The interior of St Louis is equally impressive and is free to enter. The Old Ursuline Convent Museum is next to the Cathedral and is also open to the public, for self guided tours.The Convent is the oldest building in the Mississippi Valley.

The Square and Cathedral are lovely areas to spend some time and we were lucky enough to see a small 4-piece band having a jamming session in the park.They didn't play a single Jason Aldean song, so maybe he's not as popular in New Orleans as we first thought.

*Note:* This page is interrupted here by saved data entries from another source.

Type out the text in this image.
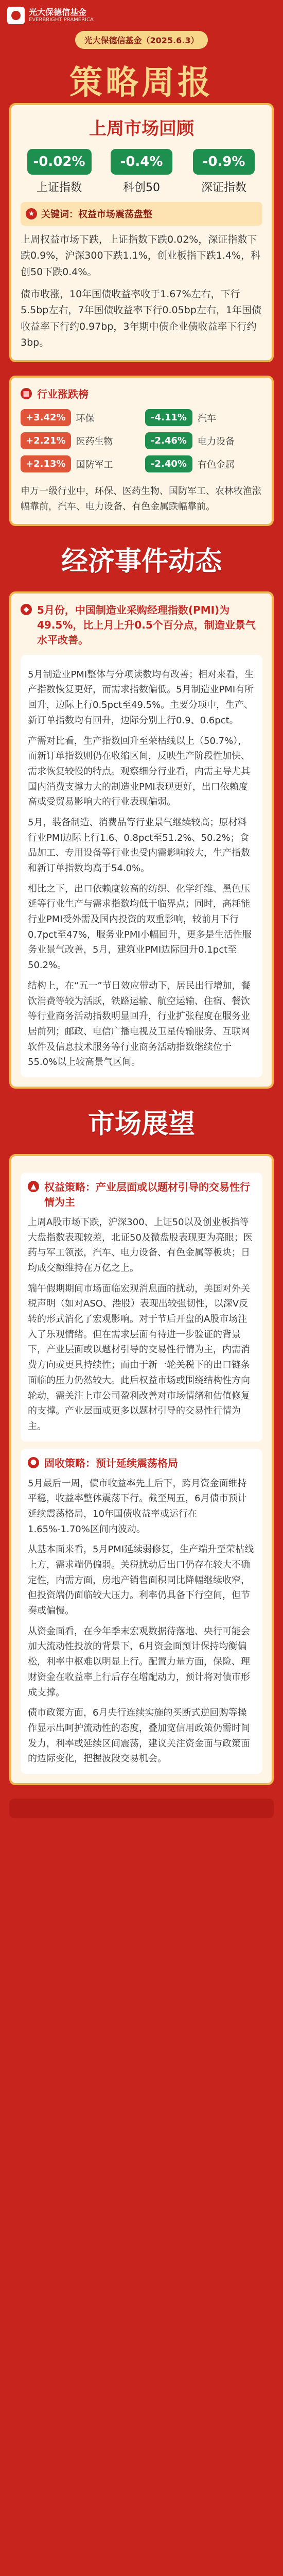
光大保德信基金
EVERBRIGHT PRAMERICA
光大保德信基金（2025.6.3）
策略周报
上周市场回顾
-0.02%
上证指数
-0.4%
科创50
-0.9%
深证指数
★ 关键词：权益市场震荡盘整
上周权益市场下跌，上证指数下跌0.02%，深证指数下跌0.9%，沪深300下跌1.1%，创业板指下跌1.4%，科创50下跌0.4%。
债市收涨，10年国债收益率收于1.67%左右，下行5.5bp左右，7年国债收益率下行0.05bp左右，1年国债收益率下行约0.97bp，3年期中债企业债收益率下行约3bp。
▦ 行业涨跌榜
+3.42%	环保
+2.21%	医药生物
+2.13%	国防军工
-4.11%	汽车
-2.46%	电力设备
-2.40%	有色金属
申万一级行业中，环保、医药生物、国防军工、农林牧渔涨幅靠前，汽车、电力设备、有色金属跌幅靠前。
经济事件动态
◆ 5月份，中国制造业采购经理指数(PMI)为49.5%，比上月上升0.5个百分点，制造业景气水平改善。
5月制造业PMI整体与分项读数均有改善；相对来看，生产指数恢复更好，而需求指数偏低。5月制造业PMI有所回升，边际上行0.5pct至49.5%。主要分项中，生产、新订单指数均有回升，边际分别上行0.9、0.6pct。
产需对比看，生产指数回升至荣枯线以上（50.7%），而新订单指数则仍在收缩区间，反映生产阶段性加快、需求恢复较慢的特点。观察细分行业看，内需主导尤其国内消费支撑力大的制造业PMI表现更好，出口依赖度高或受贸易影响大的行业表现偏弱。
5月，装备制造、消费品等行业景气继续较高；原材料行业PMI边际上行1.6、0.8pct至51.2%、50.2%；食品加工、专用设备等行业也受内需影响较大，生产指数和新订单指数均高于54.0%。
相比之下，出口依赖度较高的纺织、化学纤维、黑色压延等行业生产与需求指数均低于临界点；同时，高耗能行业PMI受外需及国内投资的双重影响，较前月下行0.7pct至47%，服务业PMI小幅回升，更多是生活性服务业景气改善，5月，建筑业PMI边际回升0.1pct至50.2%。
结构上，在“五一”节日效应带动下，居民出行增加，餐饮消费等较为活跃，铁路运输、航空运输、住宿、餐饮等行业商务活动指数明显回升，行业扩张程度在服务业居前列；邮政、电信广播电视及卫星传输服务、互联网软件及信息技术服务等行业商务活动指数继续位于55.0%以上较高景气区间。
市场展望
▲ 权益策略：产业层面或以题材引导的交易性行情为主
上周A股市场下跌，沪深300、上证50以及创业板指等大盘指数表现较差，北证50及微盘股表现更为亮眼；医药与军工领涨，汽车、电力设备、有色金属等板块；日均成交额维持在万亿之上。
端午假期期间市场面临宏观消息面的扰动，美国对外关税声明（如对ASO、港股）表现出较强韧性，以深V反转的形式消化了宏观影响。对于节后开盘的A股市场注入了乐观情绪。但在需求层面有待进一步验证的背景下，产业层面或以题材引导的交易性行情为主，内需消费方向或更具持续性；而由于新一轮关税下的出口链条面临的压力仍然较大。此后权益市场或围绕结构性方向轮动，需关注上市公司盈利改善对市场情绪和估值修复的支撑。产业层面或更多以题材引导的交易性行情为主。
● 固收策略：预计延续震荡格局
5月最后一周，债市收益率先上后下，跨月资金面维持平稳，收益率整体震荡下行。截至周五，6月债市预计延续震荡格局，10年国债收益率或运行在1.65%-1.70%区间内波动。
从基本面来看，5月PMI延续弱修复，生产端升至荣枯线上方，需求端仍偏弱。关税扰动后出口仍存在较大不确定性，内需方面，房地产销售面积同比降幅继续收窄，但投资端仍面临较大压力。利率仍具备下行空间，但节奏或偏慢。
从资金面看，在今年季末宏观数据待落地、央行可能会加大流动性投放的背景下，6月资金面预计保持均衡偏松，利率中枢难以明显上行。配置力量方面，保险、理财资金在收益率上行后存在增配动力，预计将对债市形成支撑。
债市政策方面，6月央行连续实施的买断式逆回购等操作显示出呵护流动性的态度，叠加宽信用政策仍需时间发力，利率或延续区间震荡，建议关注资金面与政策面的边际变化，把握波段交易机会。
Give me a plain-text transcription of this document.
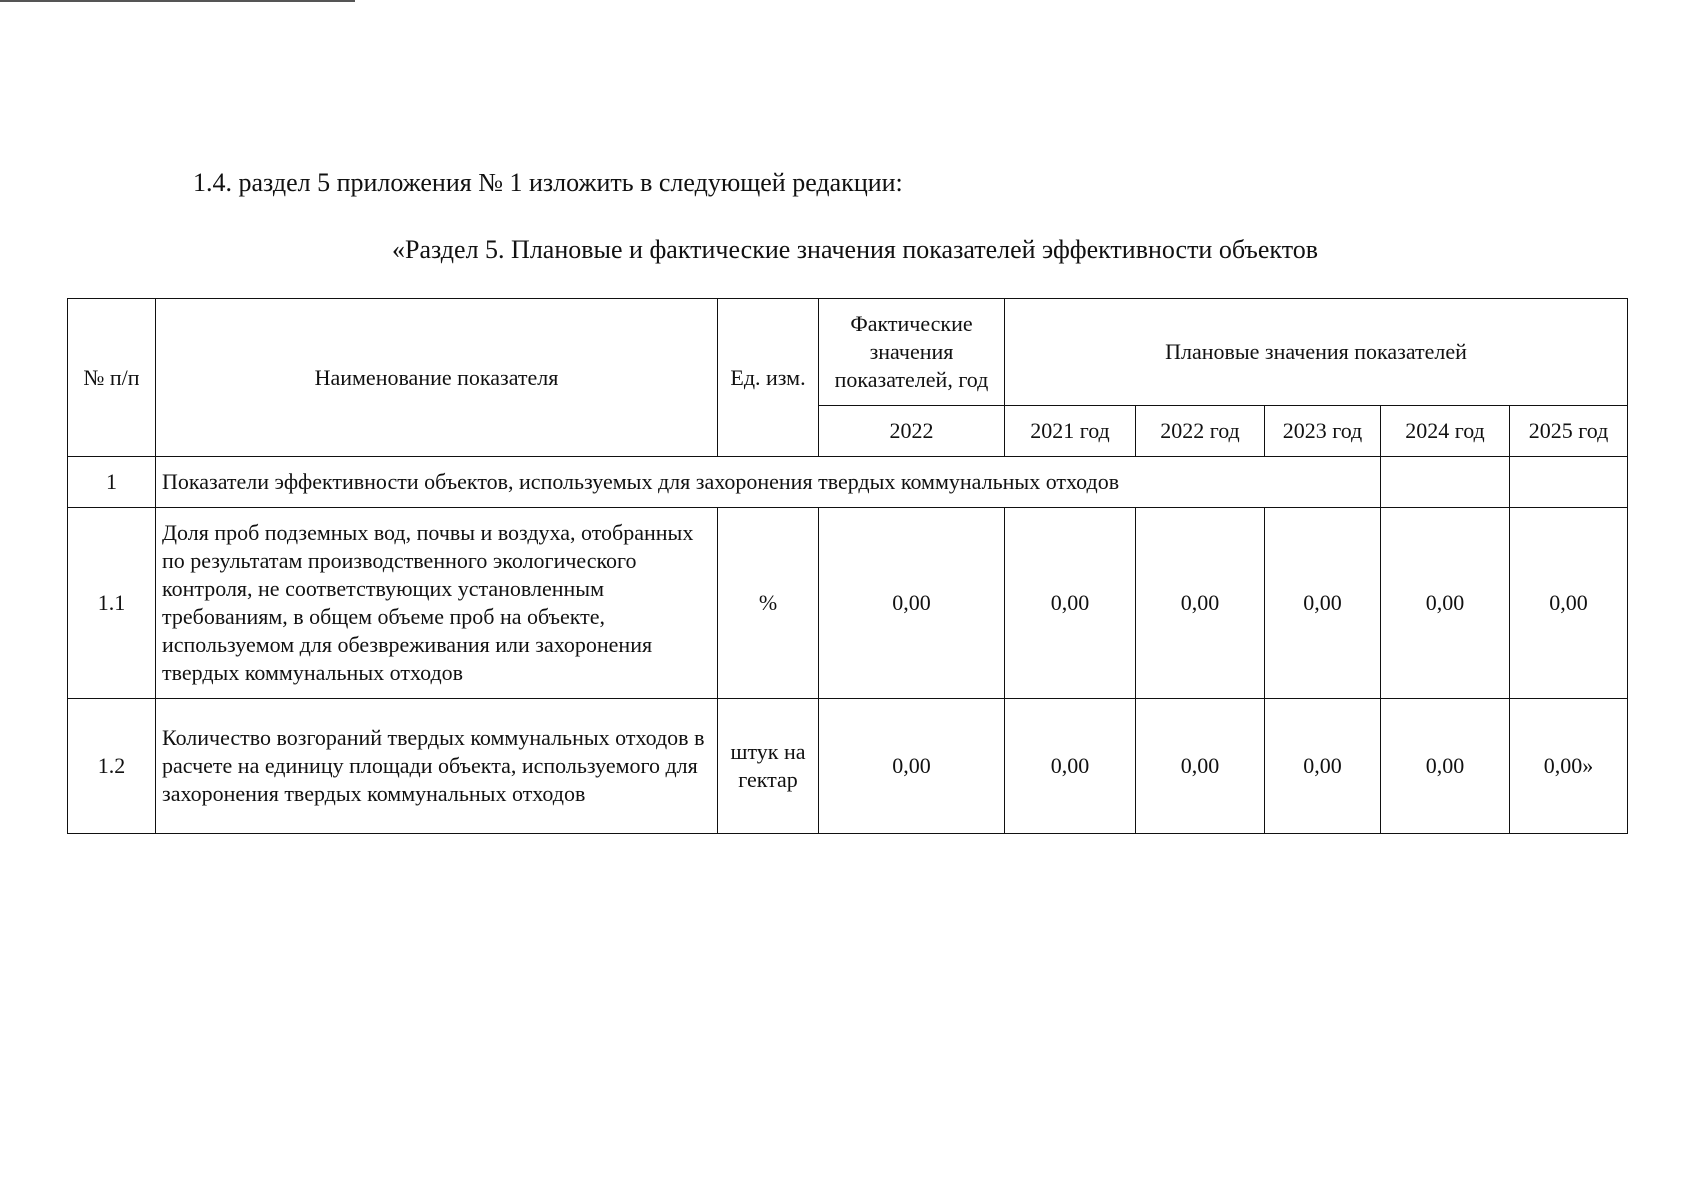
1.4. раздел 5 приложения № 1 изложить в следующей редакции:
«Раздел 5. Плановые и фактические значения показателей эффективности объектов
№ п/п	Наименование показателя	Ед. изм.	Фактические
значения
показателей, год	Плановые значения показателей				
			2022	2021 год	2022 год	2023 год	2024 год	2025 год
1	Показатели эффективности объектов, используемых для захоронения твердых коммунальных отходов							
1.1	Доля проб подземных вод, почвы и воздуха, отобранных по результатам производственного экологического контроля, не соответствующих установленным требованиям, в общем объеме проб на объекте, используемом для обезвреживания или захоронения твердых коммунальных отходов	%	0,00	0,00	0,00	0,00	0,00	0,00
1.2	Количество возгораний твердых коммунальных отходов в расчете на единицу площади объекта, используемого для захоронения твердых коммунальных отходов	штук на
гектар	0,00	0,00	0,00	0,00	0,00	0,00»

Coffee with Joan of Arc at Café du Monde:

We stumbled upon Café du Monde on our way to Jackson Square to meet General Andrew, and decided we'd have coffee with Joan of Arc first, and then visit him later. That's just how we roll. As well as being famous for its milky coffee, Café du Monde is also famous for beignets. These are a kind of deep fried choux pastry, like churros. Not being a doughnut fan, I managed to resist, but LT is never one to shy away from food. They smelled amazing, if that makes any difference at all. No? Ok, then.

Just next to Café du Monde is a rather large statue of Joan of Arc, which was gifted to the city by France. The Maid of Orleans stands proudly at the French Market, all gold and shiny. She's quite an impressive size and comes complete with her weapon of choice: the cannon. Actually, she comes with two, but I guess it's like shoes…you can't get by with just the one, can you? Exactly. She hasn't always been located here, but I'm assuming the smell of the coffee and beignets was too much to resist. And who could blame her?

However you choose to spend your time in New Orleans, you can't fail but have fun in The Big Easy.